Any one of those ingredients can make for a tough grocery list, especially at standard outlets of Safeway, Sprouts, King Soopers or Whole Foods. But they were no problem for the Park Hill Supermarket, at 3770 E. 40th Ave., a cavernous store that caters to a fascinating mix of professional cooks, home chefs and locals looking for harder-to-find and international foods, as well as, in many cases, a less expensive source for produce, fish, meat and snacks.
Located in a food desert — meaning there are no other large grocery stores for a couple of miles in any direction — Park Hill Supermarket is first and foremost an Asian market, similar to H Mart, Great Wall or Viet Hoa, although it also carries ingredients and items specific to Mexican cooking.
But it’s also a place to see a melting pot’s worth of people from all backgrounds and walks of life whose own grocery lists are all different. (During the recent, short-lived King Soopers strike, Park Hill Supermarket was another option for shoppers who didn’t want to cross the union picket lines.)
For millions of Americans, there is nothing unusual or “exotic” about anything in this store. For me, though, it serves as a wide window into other cultures, other worlds that I didn’t grow up in — and aisles of food that I had never seen before all in one place.

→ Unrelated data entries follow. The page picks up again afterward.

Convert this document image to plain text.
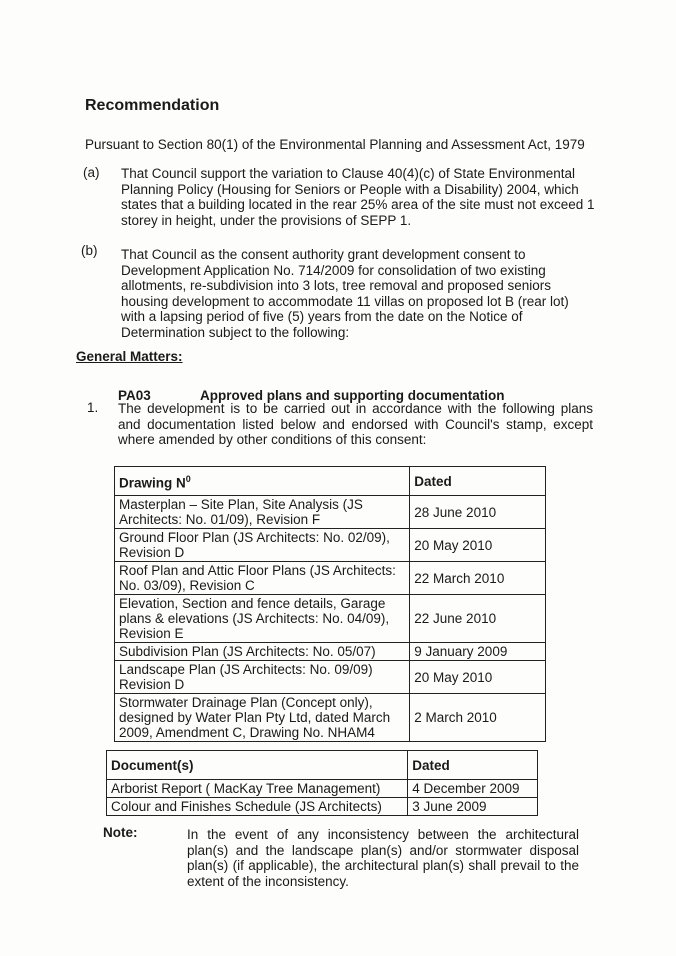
Recommendation
Pursuant to Section 80(1) of the Environmental Planning and Assessment Act, 1979
(a) That Council support the variation to Clause 40(4)(c) of State Environmental Planning Policy (Housing for Seniors or People with a Disability) 2004, which states that a building located in the rear 25% area of the site must not exceed 1 storey in height, under the provisions of SEPP 1.
(b) That Council as the consent authority grant development consent to Development Application No. 714/2009 for consolidation of two existing allotments, re-subdivision into 3 lots, tree removal and proposed seniors housing development to accommodate 11 villas on proposed lot B (rear lot) with a lapsing period of five (5) years from the date on the Notice of Determination subject to the following:
General Matters:
PA03	Approved plans and supporting documentation
1. The development is to be carried out in accordance with the following plans and documentation listed below and endorsed with Council's stamp, except where amended by other conditions of this consent:
Drawing $N^0$	Dated
Masterplan – Site Plan, Site Analysis (JS Architects: No. 01/09), Revision F	28 June 2010
Ground Floor Plan (JS Architects: No. 02/09), Revision D	20 May 2010
Roof Plan and Attic Floor Plans (JS Architects: No. 03/09), Revision C	22 March 2010
Elevation, Section and fence details, Garage plans & elevations (JS Architects: No. 04/09), Revision E	22 June 2010
Subdivision Plan (JS Architects: No. 05/07)	9 January 2009
Landscape Plan (JS Architects: No. 09/09) Revision D	20 May 2010
Stormwater Drainage Plan (Concept only), designed by Water Plan Pty Ltd, dated March 2009, Amendment C, Drawing No. NHAM4	2 March 2010
Document(s)	Dated
Arborist Report ( MacKay Tree Management)	4 December 2009
Colour and Finishes Schedule (JS Architects)	3 June 2009
Note:	In the event of any inconsistency between the architectural plan(s) and the landscape plan(s) and/or stormwater disposal plan(s) (if applicable), the architectural plan(s) shall prevail to the extent of the inconsistency.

Nothing says that quite as clearly as the tank of live eels in a corner in the seafood section, where you also can find live tilapia, Dungeness crabs, blue crabs and lobster, along with a vast array of other fish and shellfish, fresh, frozen and packaged.
You can find bananas, apples and oranges at the Park Hill Supermarket. But they sit next to giant mangos, papayas, pepino melons, apple pears, passionfruit, and three or four kinds of plantains. You’ll see onions, tomatoes and cucumbers, but also daikon radishes, kohlrabi, anise and bok choy. In a refrigerated case behind them is a steady supply of lemongrass and Thai basil — which I grab every time.
What else? Multiple varieties of dried lotus seeds and fox nuts; dried kelp and seaweed; more kinds of soy sauce (light, dark, sweet, double-fermented), fish sauce, chili oils and marinades than I could imagine; rows and rows of rice (including 25-pound bags) and flour noodles in all shapes, sizes, widths and textures; duck eggs; dried anchovies; and frozen calamari tubes and tentacles.
There are also wonton and eggroll wrappers; frozen dumplings of all kinds; a cooler full of handy hotpot ingredients; dozens and dozens of spices and herbs, tea, candy, toys, cookware, treats; and mountains of ramen — including that oh-so-viral Buldak carbonara instant ramen, which I now have a six-pack of in my cupboard.
Ordinary to some, out of the ordinary to others. A wealth of deliciousness for all.
Next up on my shopping list: rice paper sheets and Sambal Oelek chile paste to make Vietnamese spring rolls.